Mr. Stark actually laughed. „If I had a dollar for every time someone had told me that," he said, sounding genuinely amused.
„Well, then you should listen," Peter retorted, then hastily added, „Mr. Stark."
„Lifetime habits are hard to break, Pete. I know you came here for everyone, but the fact of the matter is that if it weren't for me, you'd be busy being there for everyone in your onesies in Queens right now, not on Titan in a Stark-made suit."
This was true, but also besides the point Peter was trying to make. So he tried for a different approach, and at last brought up their first encounter at the Stark Expo.
„I'd have died years ago if it weren't for you," he said, and explained. „Then there'd never been a Spider-man. Here or in Queens."
Tony Stark stretched his hand out as if to touch Peter's face, then put it down again.
„Debatable," he said, „since you also wouldn't have been at the Expo to begin with if it weren't for me. But never mind that. Spider-man came from you, kid. You'd have made that choice if I had never left Afghanistan alive. Whereas…"

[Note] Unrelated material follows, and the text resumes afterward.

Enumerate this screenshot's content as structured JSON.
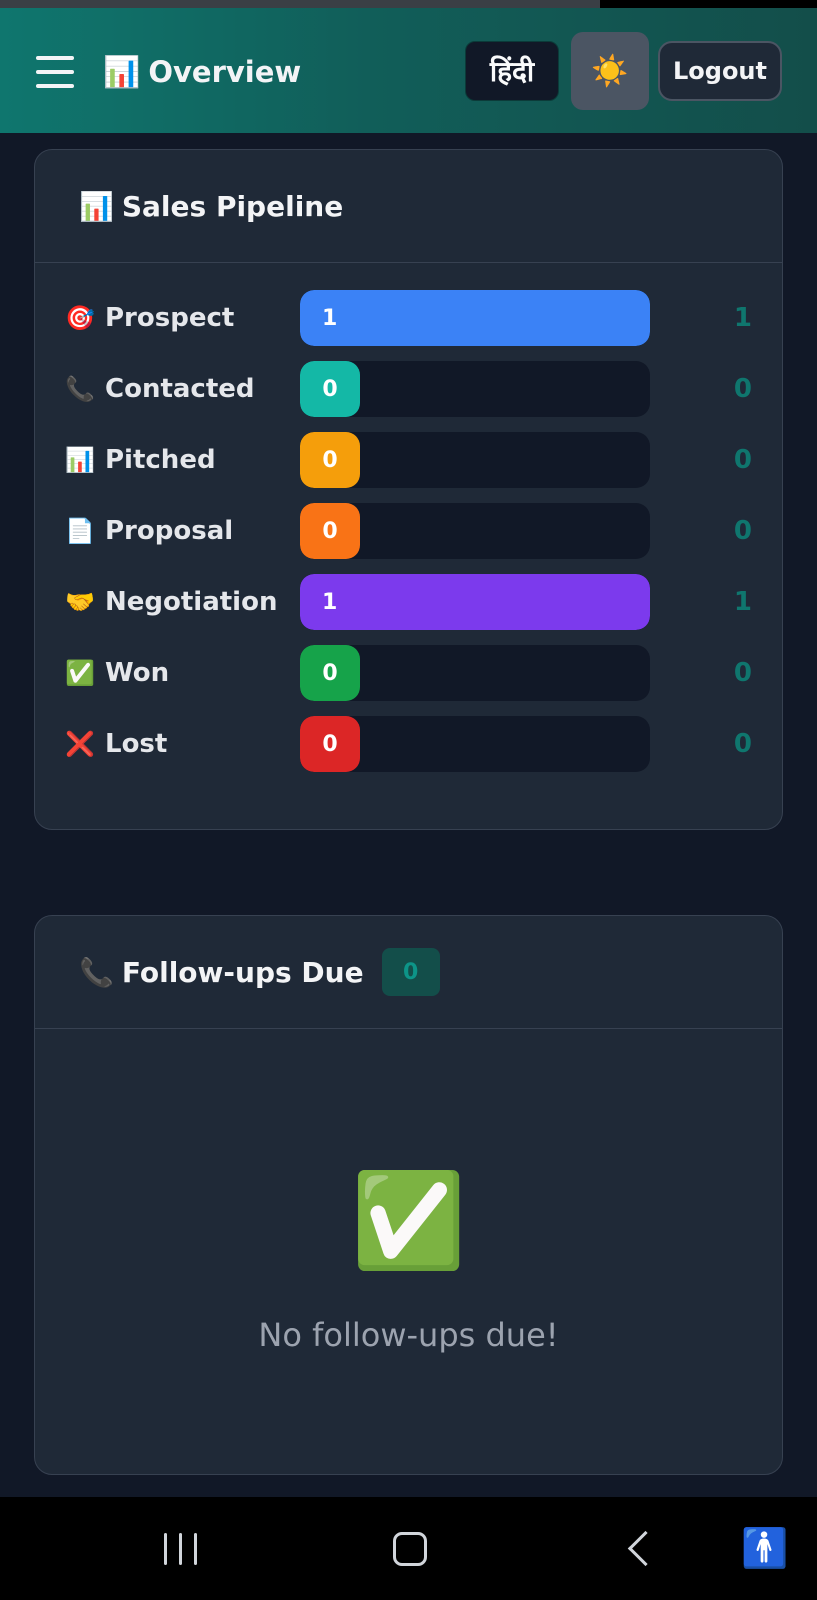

Peter interrupted, because his rethorical trap had just worked, and he had to close it before Mr. Stark could ruin it. „So you admit it," he said triumphantly. „That I'm here because of who I am. Not because of you. Case closed, Mr. Stark."
His mentor raised his hands in surrender, and Peter felt as relieved and thrilled as he had been that evening when he'd stood among the remains of the drone and known he was alive, not dead, and Iron Man told him „nice work, kid".
„Besides," he added, grinning, „the plan wouldn't work without me, right? Let's face it, Mr. Stark. You need me."
For once, there was no irony in Mr. Stark's voice, either directed at Peter or at himself, no sarcasm or understatement, neither anger nor approval, no teasing or comic exaggaration.
There was nothing but sincerity when he said: „I do."